Google’s Ngram as a useful research tool for feminist rhetorical historiographers, a distant reading tool that searches for words and phrases over the entire Google Books corpus and generates a visual graph that shows when those words or phrases appear over 200+ years.  These tools allow researchers to incorporate evidence (and find new questions) that would have been impossible for a single scholar to aggregate. (643-645) example: Aspasia

interactive online histories like the Harvard Film Study Center and Laurel Ulrich’s site DoHistory, which invites readers to read an 18th-century American midwife’s journal (Martha Ballard) and “translate” her diary, read other contemporary documents next to it and come to their own historical conclusions about events, etc. (650).  These interactive histories, though, bring to light a “different dynamic of power” between audience and scholar (650).

digital archives aren’t necessarily “disembodied” and therefore counter to the principles underlying feminist research – certain digital archives allow for “virtual proximity” with their abundance of data that researchers can use to find new connections, patterns in their digital recovery efforts.

Subheadings: “Digital Archives, Strategic Contemplation, and Virtual Proximity”; “Social Circulation, Evidence, and Distant Reading”; “Critical Imagination, Dangerous Moves, and Multimodal Histories” – these subheadings correspond to Royster and Kersch’s principles.

 

Quotable Quotes

“Evidence here becomes pattern, repetition, and aggregation” (645) – the kind of evidence generated through distant reading methodologies (e.g. Moretti)

“We intend this essay to function as a springboard for feminist historians (and all historians, in fact) to consider their relationship to the digital humanities” (637).

“The work accomplished in Feminist Rhetorical Practices: New Horizons for Rhetoric, Composition, and Literacy Studies” enables us to put feminist historiography in conversation with the digital humanities in general and digital historiography more particularly for the purpose of considering how the two fields of study may come together and invigorate one another, how they might complicate one another, and how they may run in contradistinction to one another” (636-37).

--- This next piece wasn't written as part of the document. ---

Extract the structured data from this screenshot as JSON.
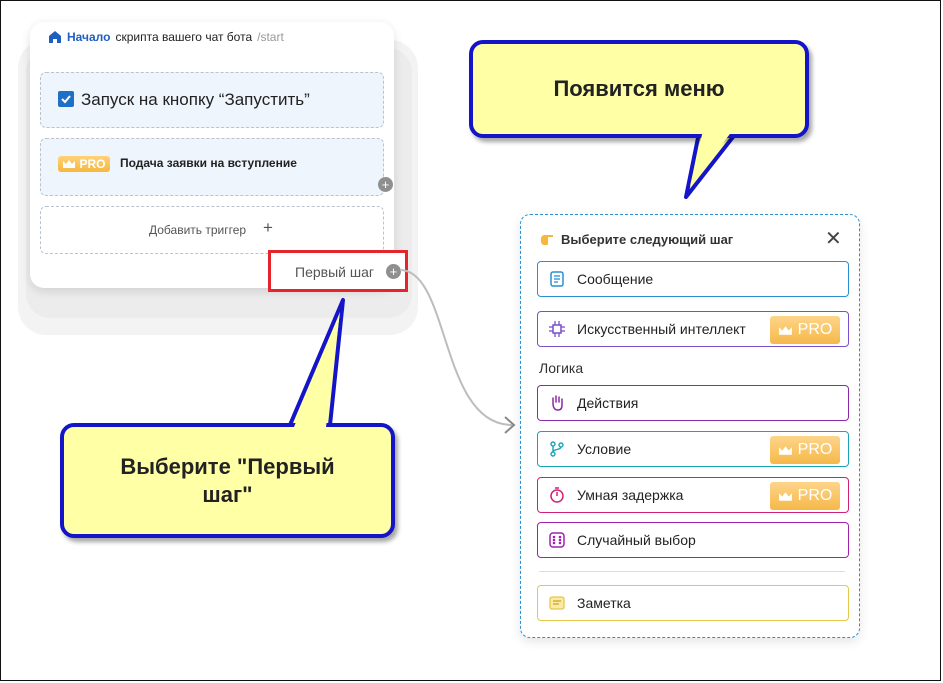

“Whereas we once confronted a seeming dearth of archival evidence, now it seems that opportunities for digital recovery are everywhere” (639).

“the culture of code is likely to be off-putting to women at best and discriminatory at worst” (652-653) – countered by local, smaller groups dedicated to teaching women scholars how to code.

“Since a great deal of feminist historiographic work hinges on the idea that women have been all but erased from rhetorical history and the rhetorical record, a marked characteristic of feminist research has been to recover forgotten figures whose rhetorical significance is often found in out-of-the-way places rather than institutional and federal archives with enormous holdings” (637-638).